While the research group’s target is to produce an array version of the system, research still remains to be done. Current coupling efficiency into the cavity is ~2-5%, which is far from ideal. While coupling two cavities via a waveguide would provide considerably higher efficiencies, there are problems associated with the quantum dots themselves, one being that they are not identical. As Vuckovic explained, “If we have multiple nodes with quantum dots, we must develop techniques that will enable us to tune them into resonance with each other to allow the production of scalable logic. We’ve developed a number of methods to tune quantum dots, as well as cavities, in resonance with each other on the chip.” Although results so far achieved are satisfactory, to actually do logic several of these elements must be scaled, making coupling efficiency crucial.
Were a quantum computer to be produced, one should not expect to run Microsoft Office on it; paradoxically, it would offer no speed or processing benefit for such tasks. There are very specific applications for a quantum computer, such as unsorted database searches. For instance, if you want to find a drug that will bind to receptor A but not to B and C, this presents a numerically tedious problem that could be attacked on such a computer with two key algorithms — the search algorithm and the factoring algorithm; other problems could also be mapped to it.
How such a computer would look depends on the implementation platform. Some are based on ion traps in resonators, or spintronic implementations. The Stanford approach uses a GaAs chip with different nanostructures, such as the optical resonator, with dimensions on the order of 5.0 µm that are interconnected via other nanostructures that allow the resonators to communicate.

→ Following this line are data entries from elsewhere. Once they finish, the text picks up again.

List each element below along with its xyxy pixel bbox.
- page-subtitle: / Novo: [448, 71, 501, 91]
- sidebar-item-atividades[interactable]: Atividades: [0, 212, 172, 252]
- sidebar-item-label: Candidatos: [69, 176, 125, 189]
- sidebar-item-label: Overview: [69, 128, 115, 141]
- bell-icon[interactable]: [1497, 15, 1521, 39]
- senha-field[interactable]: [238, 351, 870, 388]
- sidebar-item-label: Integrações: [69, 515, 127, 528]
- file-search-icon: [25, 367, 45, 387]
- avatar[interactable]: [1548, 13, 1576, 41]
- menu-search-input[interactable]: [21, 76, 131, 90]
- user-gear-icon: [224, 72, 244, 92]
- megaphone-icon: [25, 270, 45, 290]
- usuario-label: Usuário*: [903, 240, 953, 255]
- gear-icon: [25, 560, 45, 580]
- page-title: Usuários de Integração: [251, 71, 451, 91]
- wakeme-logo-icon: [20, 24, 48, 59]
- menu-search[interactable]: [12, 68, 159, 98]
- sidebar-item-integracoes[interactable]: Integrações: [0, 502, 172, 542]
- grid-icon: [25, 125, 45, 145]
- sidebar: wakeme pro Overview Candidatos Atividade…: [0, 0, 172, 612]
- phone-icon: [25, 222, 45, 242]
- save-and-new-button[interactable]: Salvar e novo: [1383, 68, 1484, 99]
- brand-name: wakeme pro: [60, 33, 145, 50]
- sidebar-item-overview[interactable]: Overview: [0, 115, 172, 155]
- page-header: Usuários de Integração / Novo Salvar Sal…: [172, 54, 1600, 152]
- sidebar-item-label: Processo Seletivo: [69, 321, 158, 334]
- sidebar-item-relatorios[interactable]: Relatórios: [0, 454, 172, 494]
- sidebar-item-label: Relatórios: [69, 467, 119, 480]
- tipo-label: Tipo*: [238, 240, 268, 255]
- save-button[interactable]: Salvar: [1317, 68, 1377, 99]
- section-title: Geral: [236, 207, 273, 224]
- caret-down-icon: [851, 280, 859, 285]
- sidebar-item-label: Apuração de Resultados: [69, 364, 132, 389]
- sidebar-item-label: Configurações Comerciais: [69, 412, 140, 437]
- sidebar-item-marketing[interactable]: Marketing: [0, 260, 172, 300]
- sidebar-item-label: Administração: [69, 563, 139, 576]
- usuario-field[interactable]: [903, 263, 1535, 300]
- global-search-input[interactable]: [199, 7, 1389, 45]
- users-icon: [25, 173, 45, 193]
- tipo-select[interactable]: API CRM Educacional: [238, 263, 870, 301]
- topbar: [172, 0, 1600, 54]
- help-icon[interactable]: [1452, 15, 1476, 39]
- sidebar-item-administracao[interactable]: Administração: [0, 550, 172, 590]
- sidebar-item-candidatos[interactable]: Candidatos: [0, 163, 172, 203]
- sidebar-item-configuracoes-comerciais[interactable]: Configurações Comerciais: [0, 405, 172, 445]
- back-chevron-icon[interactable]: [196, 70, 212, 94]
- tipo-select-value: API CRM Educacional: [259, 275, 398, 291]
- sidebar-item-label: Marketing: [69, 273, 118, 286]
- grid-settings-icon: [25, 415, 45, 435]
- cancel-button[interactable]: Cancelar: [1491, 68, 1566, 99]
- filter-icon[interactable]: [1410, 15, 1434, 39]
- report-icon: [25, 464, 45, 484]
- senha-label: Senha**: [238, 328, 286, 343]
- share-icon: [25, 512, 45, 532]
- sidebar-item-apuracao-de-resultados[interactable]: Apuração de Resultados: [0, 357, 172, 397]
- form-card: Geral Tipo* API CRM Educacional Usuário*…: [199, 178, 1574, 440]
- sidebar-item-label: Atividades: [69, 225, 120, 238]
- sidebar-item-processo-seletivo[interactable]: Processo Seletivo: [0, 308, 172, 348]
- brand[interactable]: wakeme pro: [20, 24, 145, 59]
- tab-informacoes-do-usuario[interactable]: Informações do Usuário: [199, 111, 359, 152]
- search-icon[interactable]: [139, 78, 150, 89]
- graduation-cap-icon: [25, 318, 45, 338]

While it would resemble a typical semiconductor circuit, it would be a GaAs-based optical chip; the computer itself consisting of optical cavities on a grid connected by waveguides.
According to Vuckovic, this is the first time that such strong interactions between photons on a semiconductor chip have been observed, demonstrating a quantum equivalent of a classical computer’s logic and gate. Additional elements are still needed to build a functional quantum computer. “We need a quantum form of memory to store these quantum bits,” Vuckovic said. “We’re working to develop that because classic memory elements won’t work.” Vuckovic added that considerable R&D will be needed because, as yet, nobody has successfully produced a semiconductor-based quantum memory.
There is no consensus as to what the most promising platform for quantum memory would be. The need is to somehow store the state of the photon in some sort of quantum dot or some other quantum device inside a semiconductor, where all of its properties (polarization, etc.) are preserved, and then retrieve it successfully. Anything that can do this for a few microseconds would be considered a breakthrough in quantum memory today.